Understanding a derivation of the SVD

Here's an attempt to motivate the SVD. Let $A \in \mathbb R^{m \times n}$. It's natural to ask, in what direction does $A$ have the most "impact". In other words, for which unit vector $v$ is $\| A v \|_2$ the largest? Denote this unit vector as $v_1$. Let $\sigma_1 = \| A v_1 \|_2$, and define $u_1$ by $A v_1 = \sigma_1 u_1$.

Next, we would like to know in what direction orthogonal to $v_1$ does $A$ have the most "impact"? In other words, for which unit vector $v \perp v_1$ is $\| A v \|_2$ the largest? Denote this unit vector as $v_2$. Let $\sigma_2 = \| A v_2 \|_2$, and define $u_2$ by $A v_2 = \sigma_2 u_2$.

Question: Are the vectors $u_1$ and $u_2$ guaranteed to be orthogonal? If so, is there an easy proof for this fact, or a viewpoint that makes this obvious?


Solution 1:

if $$\max_{\|v\|=1} \|A v\|$$ has $v_1$ as solution, then for every $v \perp v_1$ : $Av \perp A v_1$.

suppose by contradiction that it exists $v_2 \perp v_1$ such that $Av_2 = c A v_1 + u_2$ where $c\ne 0$ and $u_2 \perp A v_1$. then $v_1$ can't be a maximiser of $\max_{\|v\|=1} \|A v\|$ :

let $w(\epsilon) = \sqrt{1-\epsilon^2} v_1 + \epsilon v_2$, hence $\|w(\epsilon)\| = 1$, and $$A w(\epsilon) = \sqrt{1-\epsilon^2} A v_1 + \epsilon A v_2 = (\sqrt{1-\epsilon^2} + \epsilon c) A v_1 + \epsilon u_2$$

i.e. : $$\|A w(\epsilon)\|^2 = \underbrace{|\sqrt{1-\epsilon^2} + \epsilon c|^2}_{>\ 1 \ \text{if } \ \epsilon \ \text{ is small enough }} \|A v_1\|^2+ \epsilon^2 \|u_2\|^2 $$

this is enough to prove the SVD of matrices, since we can repeatedly compute $\max_{\|v\|=1} \|A_k v\|$ on $A_1 = A$ and then on $A_{k+1} = A_{k} - A_{k}v_{k} v_{k}^T$ where $v_{k}$ is the maximiser of the previous maximisation, and hence this is enough to prove the spectral theorem too.

Solution 2:

The shortcut that you might be inclined to take would be to try to prove that if $x,y$ are orthogonal then $Ax,Ay$ are orthogonal. But this is not the case, and in fact it is very far from being the case. It is not even the case when $A$ is symmetric positive definite, or even just diagonal with positive entries.
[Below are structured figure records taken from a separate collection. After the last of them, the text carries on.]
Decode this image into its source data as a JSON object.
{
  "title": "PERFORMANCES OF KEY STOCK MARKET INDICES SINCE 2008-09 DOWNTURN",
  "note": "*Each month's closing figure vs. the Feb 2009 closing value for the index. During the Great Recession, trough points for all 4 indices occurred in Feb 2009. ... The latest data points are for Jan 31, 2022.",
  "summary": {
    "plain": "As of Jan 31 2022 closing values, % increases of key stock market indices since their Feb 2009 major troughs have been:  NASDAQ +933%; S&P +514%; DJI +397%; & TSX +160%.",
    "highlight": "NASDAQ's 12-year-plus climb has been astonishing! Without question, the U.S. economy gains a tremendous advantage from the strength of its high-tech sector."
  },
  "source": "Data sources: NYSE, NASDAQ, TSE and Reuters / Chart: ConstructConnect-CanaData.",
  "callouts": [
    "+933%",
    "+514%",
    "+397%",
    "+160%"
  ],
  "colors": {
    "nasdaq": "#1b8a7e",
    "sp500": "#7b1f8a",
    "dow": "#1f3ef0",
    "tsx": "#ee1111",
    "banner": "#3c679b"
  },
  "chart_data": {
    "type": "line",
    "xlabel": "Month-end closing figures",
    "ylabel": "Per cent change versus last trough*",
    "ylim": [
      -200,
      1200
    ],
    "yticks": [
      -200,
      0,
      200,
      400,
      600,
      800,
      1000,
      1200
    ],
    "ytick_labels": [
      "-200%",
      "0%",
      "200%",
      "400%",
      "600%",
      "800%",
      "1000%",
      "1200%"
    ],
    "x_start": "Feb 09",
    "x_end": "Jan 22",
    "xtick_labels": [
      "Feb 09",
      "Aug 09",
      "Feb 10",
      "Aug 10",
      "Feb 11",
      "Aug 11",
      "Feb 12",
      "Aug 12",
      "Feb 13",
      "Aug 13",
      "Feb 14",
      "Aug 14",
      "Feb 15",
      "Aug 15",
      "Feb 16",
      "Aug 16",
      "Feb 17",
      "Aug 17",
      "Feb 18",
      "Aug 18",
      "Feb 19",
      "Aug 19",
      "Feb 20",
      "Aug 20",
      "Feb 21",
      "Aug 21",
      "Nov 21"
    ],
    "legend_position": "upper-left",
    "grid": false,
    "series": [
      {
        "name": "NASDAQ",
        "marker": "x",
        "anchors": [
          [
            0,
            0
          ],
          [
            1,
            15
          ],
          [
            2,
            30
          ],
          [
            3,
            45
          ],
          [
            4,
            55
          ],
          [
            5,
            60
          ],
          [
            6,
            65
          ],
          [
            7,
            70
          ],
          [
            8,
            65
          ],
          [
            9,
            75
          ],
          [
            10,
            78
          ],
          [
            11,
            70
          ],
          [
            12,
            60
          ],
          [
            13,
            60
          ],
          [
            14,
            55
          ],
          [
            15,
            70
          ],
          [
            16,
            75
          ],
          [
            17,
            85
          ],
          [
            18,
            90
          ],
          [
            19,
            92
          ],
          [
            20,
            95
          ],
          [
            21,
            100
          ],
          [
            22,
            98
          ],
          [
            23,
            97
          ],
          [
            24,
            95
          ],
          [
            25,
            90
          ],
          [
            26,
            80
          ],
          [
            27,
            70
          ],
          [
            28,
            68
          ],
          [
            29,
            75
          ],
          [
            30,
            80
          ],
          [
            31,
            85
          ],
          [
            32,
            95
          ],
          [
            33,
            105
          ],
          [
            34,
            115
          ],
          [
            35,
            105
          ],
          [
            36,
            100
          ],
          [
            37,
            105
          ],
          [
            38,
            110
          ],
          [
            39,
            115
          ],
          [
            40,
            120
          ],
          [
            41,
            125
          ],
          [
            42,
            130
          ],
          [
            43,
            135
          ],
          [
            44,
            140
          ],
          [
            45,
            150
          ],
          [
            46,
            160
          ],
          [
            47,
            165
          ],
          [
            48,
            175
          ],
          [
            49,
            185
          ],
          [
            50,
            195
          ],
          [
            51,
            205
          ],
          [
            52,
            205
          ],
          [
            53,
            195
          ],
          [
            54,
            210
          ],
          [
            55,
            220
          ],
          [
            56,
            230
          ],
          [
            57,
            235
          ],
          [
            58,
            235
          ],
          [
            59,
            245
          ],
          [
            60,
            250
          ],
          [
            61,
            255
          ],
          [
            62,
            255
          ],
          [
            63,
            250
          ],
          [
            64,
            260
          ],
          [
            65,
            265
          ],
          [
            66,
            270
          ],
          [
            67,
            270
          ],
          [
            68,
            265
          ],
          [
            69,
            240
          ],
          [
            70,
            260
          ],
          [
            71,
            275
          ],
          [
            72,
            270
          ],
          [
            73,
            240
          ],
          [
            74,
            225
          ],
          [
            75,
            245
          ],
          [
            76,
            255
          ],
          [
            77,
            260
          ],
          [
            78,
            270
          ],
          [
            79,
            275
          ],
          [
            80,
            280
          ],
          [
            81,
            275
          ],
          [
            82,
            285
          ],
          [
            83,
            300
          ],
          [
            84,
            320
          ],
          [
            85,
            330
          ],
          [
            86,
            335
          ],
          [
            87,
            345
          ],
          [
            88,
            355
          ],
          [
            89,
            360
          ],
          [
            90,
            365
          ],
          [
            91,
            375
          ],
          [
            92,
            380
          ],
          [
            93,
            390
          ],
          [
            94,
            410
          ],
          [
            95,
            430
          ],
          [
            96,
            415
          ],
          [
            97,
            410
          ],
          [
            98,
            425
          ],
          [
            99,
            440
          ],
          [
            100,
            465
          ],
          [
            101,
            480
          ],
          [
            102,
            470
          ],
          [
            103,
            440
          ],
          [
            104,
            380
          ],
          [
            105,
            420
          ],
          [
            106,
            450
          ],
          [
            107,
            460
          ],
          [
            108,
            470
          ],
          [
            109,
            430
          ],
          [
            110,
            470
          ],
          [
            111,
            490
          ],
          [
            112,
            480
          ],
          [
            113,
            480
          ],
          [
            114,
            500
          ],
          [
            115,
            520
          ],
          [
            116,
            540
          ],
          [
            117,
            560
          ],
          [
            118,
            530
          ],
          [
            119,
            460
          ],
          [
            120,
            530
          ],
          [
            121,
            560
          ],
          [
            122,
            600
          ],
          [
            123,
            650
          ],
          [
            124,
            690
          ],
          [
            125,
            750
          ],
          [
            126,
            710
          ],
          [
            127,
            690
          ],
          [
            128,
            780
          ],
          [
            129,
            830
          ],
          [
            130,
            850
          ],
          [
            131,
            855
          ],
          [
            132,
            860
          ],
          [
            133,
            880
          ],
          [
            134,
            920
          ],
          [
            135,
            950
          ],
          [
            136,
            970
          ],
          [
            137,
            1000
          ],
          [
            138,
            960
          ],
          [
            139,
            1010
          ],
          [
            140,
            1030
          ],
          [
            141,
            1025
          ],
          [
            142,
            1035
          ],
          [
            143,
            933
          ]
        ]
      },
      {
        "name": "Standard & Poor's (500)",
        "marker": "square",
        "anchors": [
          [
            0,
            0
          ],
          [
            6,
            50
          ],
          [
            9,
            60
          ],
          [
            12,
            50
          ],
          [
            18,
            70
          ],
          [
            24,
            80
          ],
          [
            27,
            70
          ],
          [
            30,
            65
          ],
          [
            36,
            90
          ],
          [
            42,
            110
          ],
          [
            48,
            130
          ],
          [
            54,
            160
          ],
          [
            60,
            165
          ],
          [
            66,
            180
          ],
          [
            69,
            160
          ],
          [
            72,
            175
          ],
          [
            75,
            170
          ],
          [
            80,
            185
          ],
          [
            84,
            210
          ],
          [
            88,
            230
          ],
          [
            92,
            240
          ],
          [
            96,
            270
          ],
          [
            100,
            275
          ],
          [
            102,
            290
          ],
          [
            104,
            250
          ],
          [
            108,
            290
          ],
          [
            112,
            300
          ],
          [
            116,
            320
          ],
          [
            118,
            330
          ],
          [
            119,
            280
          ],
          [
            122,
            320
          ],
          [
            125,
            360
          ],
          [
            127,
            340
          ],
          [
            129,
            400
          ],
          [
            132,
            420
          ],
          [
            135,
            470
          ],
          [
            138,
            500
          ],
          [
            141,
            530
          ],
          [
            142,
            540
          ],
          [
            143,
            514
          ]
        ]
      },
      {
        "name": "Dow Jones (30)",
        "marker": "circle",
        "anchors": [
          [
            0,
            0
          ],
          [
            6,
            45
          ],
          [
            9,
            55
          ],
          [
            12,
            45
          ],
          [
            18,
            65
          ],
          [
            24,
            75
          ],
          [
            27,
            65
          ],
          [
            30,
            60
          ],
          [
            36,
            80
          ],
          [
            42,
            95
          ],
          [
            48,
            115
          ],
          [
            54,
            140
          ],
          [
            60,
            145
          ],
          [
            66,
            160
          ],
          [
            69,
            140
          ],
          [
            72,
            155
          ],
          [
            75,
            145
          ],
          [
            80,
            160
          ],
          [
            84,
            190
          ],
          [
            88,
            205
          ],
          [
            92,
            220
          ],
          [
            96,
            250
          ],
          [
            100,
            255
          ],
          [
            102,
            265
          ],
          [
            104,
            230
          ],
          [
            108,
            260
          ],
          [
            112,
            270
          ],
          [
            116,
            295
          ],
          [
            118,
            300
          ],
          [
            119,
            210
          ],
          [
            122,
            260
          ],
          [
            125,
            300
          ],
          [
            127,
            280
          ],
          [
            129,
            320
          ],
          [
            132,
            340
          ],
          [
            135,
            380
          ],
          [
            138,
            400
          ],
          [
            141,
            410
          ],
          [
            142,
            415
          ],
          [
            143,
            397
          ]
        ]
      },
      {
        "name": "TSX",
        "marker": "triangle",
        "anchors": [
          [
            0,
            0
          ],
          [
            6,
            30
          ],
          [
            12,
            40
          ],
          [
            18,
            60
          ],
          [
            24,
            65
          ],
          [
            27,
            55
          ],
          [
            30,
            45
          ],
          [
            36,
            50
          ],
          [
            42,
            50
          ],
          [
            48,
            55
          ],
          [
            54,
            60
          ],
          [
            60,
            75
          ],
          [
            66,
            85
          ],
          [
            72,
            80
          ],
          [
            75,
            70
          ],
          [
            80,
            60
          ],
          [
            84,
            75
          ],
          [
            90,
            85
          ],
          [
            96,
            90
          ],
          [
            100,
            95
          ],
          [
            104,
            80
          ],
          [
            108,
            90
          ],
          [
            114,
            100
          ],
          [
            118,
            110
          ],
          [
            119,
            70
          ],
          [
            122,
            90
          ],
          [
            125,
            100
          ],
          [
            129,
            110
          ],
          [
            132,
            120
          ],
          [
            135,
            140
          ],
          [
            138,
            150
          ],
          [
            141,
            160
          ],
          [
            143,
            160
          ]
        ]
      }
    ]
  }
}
To proceed correctly you have to bring in the adjoint somehow. A way to do this is to note that $\| Ax \|^2_2 = \langle Ax,Ax \rangle = \langle x,A^T A x \rangle$ (the transpose is the adjoint for the Euclidean inner product). So the norm is maximized when you maximize this inner product. Cauchy-Schwarz tells us that it is maximized by the eigenvector of $A^T A$ with largest eigenvalue. This is your $v_1$, and its image is your $u_1$.

Now you take the orthogonal complement of $v_1$ when you go to define $v_2$. I don't see a way to conveniently work with this orthogonal complement without proving that it is invariant under $A^T A$, because otherwise $A^T A$ might not have any eigenvectors in there. (For example, with $B=\begin{bmatrix} 1 & 1 \\ 0 & 1 \end{bmatrix}$, this construction works to find the eigenvector $\begin{bmatrix} 1 \\ 0 \end{bmatrix}$, but then the orthogonal complement of that is not invariant under $B$, and indeed $B$ doesn't have any other eigenvectors.) But once you've proven that, you've almost proven the spectral theorem, so you've gotten pretty far from the simple picture that you started with.